To make this easier, AWS is launching what it calls ‘flexible training plans.’ With this, HyperPod users can set a timeline and budget. Say they want to complete the training of a model within the next two month and expect to need 30 full days of training with a specific GPU type to achieve that. SageMaker HyperPod can then go out, find the best combination of capacity blocks and create a plan to make this happen. SageMaker handles the infrastructure provisioning and runs the jobs (and pauses them when the capacity is not available).
Ideally, Mehrotra noted, this can help these businesses avoid overspending by overprovisioning servers for their training jobs.

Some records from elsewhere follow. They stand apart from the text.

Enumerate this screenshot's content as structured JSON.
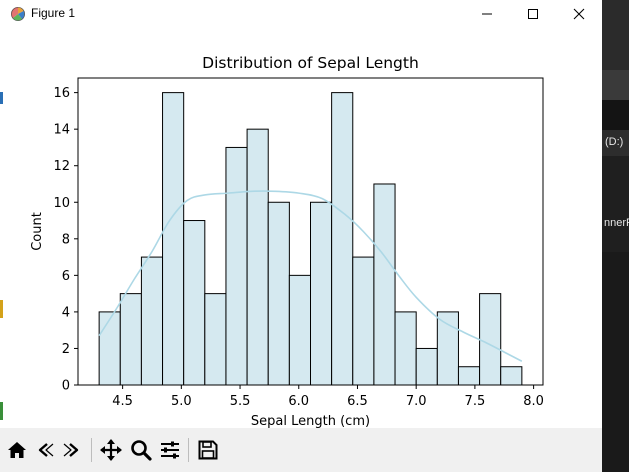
{
  "window": {
    "title": "Figure 1",
    "icon": "matplotlib-figure-icon"
  },
  "controls": {
    "minimize_icon": "minimize-icon",
    "maximize_icon": "maximize-icon",
    "close_icon": "close-icon"
  },
  "toolbar": {
    "items": [
      "home-icon",
      "back-arrow-icon",
      "forward-arrow-icon",
      "pan-move-icon",
      "zoom-magnifier-icon",
      "configure-subplots-icon",
      "save-floppy-icon"
    ]
  },
  "background": {
    "drive_label": "(D:)",
    "partial_label": "nnerF"
  },
  "chart_data": {
    "type": "bar",
    "title": "Distribution of Sepal Length",
    "xlabel": "Sepal Length (cm)",
    "ylabel": "Count",
    "bin_edges": [
      4.3,
      4.48,
      4.66,
      4.84,
      5.02,
      5.2,
      5.38,
      5.56,
      5.74,
      5.92,
      6.1,
      6.28,
      6.46,
      6.64,
      6.82,
      7.0,
      7.18,
      7.36,
      7.54,
      7.72,
      7.9
    ],
    "values": [
      4,
      5,
      7,
      16,
      9,
      5,
      13,
      14,
      10,
      6,
      10,
      16,
      7,
      11,
      4,
      2,
      4,
      1,
      5,
      1
    ],
    "xlim": [
      4.12,
      8.08
    ],
    "ylim": [
      0,
      16.8
    ],
    "xticks": [
      4.5,
      5.0,
      5.5,
      6.0,
      6.5,
      7.0,
      7.5,
      8.0
    ],
    "xtick_labels": [
      "4.5",
      "5.0",
      "5.5",
      "6.0",
      "6.5",
      "7.0",
      "7.5",
      "8.0"
    ],
    "yticks": [
      0,
      2,
      4,
      6,
      8,
      10,
      12,
      14,
      16
    ],
    "ytick_labels": [
      "0",
      "2",
      "4",
      "6",
      "8",
      "10",
      "12",
      "14",
      "16"
    ],
    "bar_color": "#d5e9f0",
    "edge_color": "#000000",
    "kde": {
      "x": [
        4.3,
        4.45,
        4.6,
        4.75,
        4.9,
        5.05,
        5.2,
        5.4,
        5.6,
        5.8,
        6.0,
        6.2,
        6.4,
        6.55,
        6.7,
        6.85,
        7.0,
        7.2,
        7.4,
        7.6,
        7.75,
        7.9
      ],
      "y": [
        2.7,
        4.2,
        5.8,
        7.3,
        9.0,
        10.1,
        10.4,
        10.5,
        10.6,
        10.6,
        10.5,
        10.2,
        9.3,
        8.4,
        7.3,
        6.0,
        4.8,
        3.6,
        2.9,
        2.3,
        1.8,
        1.3
      ],
      "color": "#add8e6"
    },
    "grid": false
  }
}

Many times, though, these businesses aren’t training models from scratch. Instead, they are fine-tuning models using their own data on top of open weight models and model architectures like Meta’s Llama. For them, the SageMaker team is launching HyperPod Recipes. These are benchmarked and optimized recipes for common architectures like Llama and Mistral that encapsulate the best practices for using these models.

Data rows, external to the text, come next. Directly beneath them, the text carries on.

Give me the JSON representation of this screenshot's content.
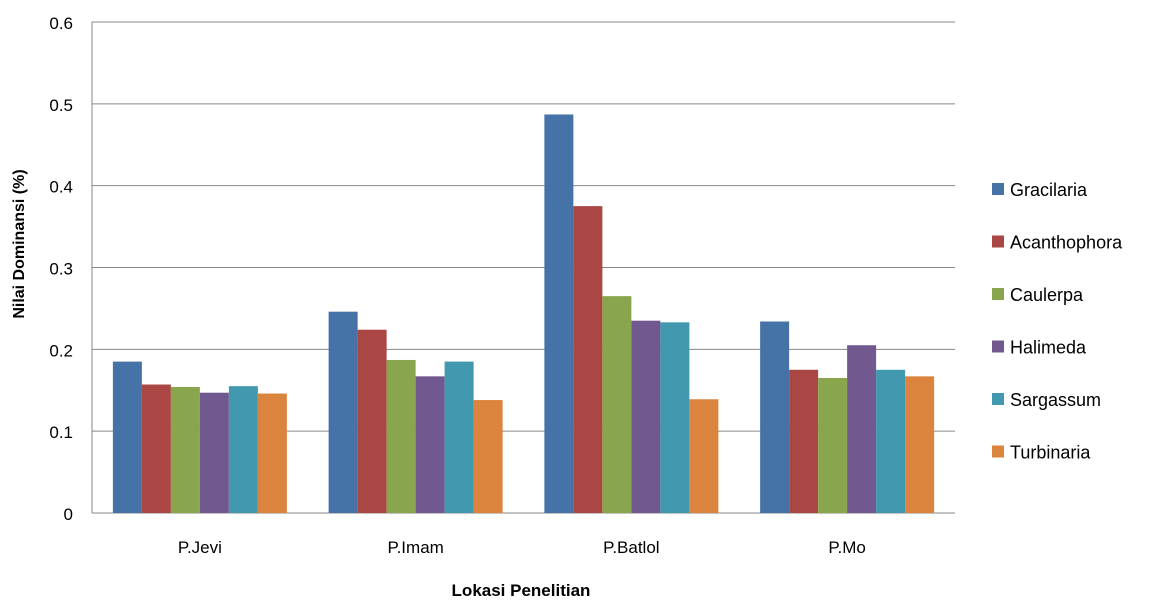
{
  "chart_data": {
    "type": "bar",
    "title": "",
    "xlabel": "Lokasi Penelitian",
    "ylabel": "Nilai Dominansi (%)",
    "ylim": [
      0,
      0.6
    ],
    "yticks": [
      "0",
      "0.1",
      "0.2",
      "0.3",
      "0.4",
      "0.5",
      "0.6"
    ],
    "grid": true,
    "legend_position": "right",
    "categories": [
      "P.Jevi",
      "P.Imam",
      "P.Batlol",
      "P.Mo"
    ],
    "series": [
      {
        "name": "Gracilaria",
        "color": "#4572A7",
        "values": [
          0.185,
          0.246,
          0.487,
          0.234
        ]
      },
      {
        "name": "Acanthophora",
        "color": "#AA4643",
        "values": [
          0.157,
          0.224,
          0.375,
          0.175
        ]
      },
      {
        "name": "Caulerpa",
        "color": "#89A54E",
        "values": [
          0.154,
          0.187,
          0.265,
          0.165
        ]
      },
      {
        "name": "Halimeda",
        "color": "#71588F",
        "values": [
          0.147,
          0.167,
          0.235,
          0.205
        ]
      },
      {
        "name": "Sargassum",
        "color": "#4198AF",
        "values": [
          0.155,
          0.185,
          0.233,
          0.175
        ]
      },
      {
        "name": "Turbinaria",
        "color": "#DB843D",
        "values": [
          0.146,
          0.138,
          0.139,
          0.167
        ]
      }
    ]
  }
}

Mehrotra stressed that these recipes also figure out the right checkpoint frequency for a given workload to ensure that the progress of the training job is saved regularly.
As the number of teams working with generative AI in a company grows, different teams will likely provision their own capacity, which in return means that some of those GPUs will sit idle and eat into a company’s overall AI budget. To combat this, AWS is now allowing enterprises to essentially pool those resources and create a central command center for allocating GPU capacity based on a project’s priority. The system can then allocate resources automatically as needed (or determined by the internal pecking order, which may not always be the same thing).
Another capability this enables is for companies to use most of their allocation for running inference during the day to serve their customers and then allocate more of those resources to training during the night, when there is less demand for inferencing.
As it turns out, AWS first built this capability for Amazon itself and the company saw the utilization of its cluster go to over 90% because of this new tool.
“Organization really want to innovate, and they have so many ideas. Generative AI is such a new technology. There are so many new ideas. And so they do run into these resource and budget constraints. So it’s about doing the work more efficiently and we can really help customers reduce costs — and this overall helps reduce costs by, we’ve looked at it, up to 40% for organizations.”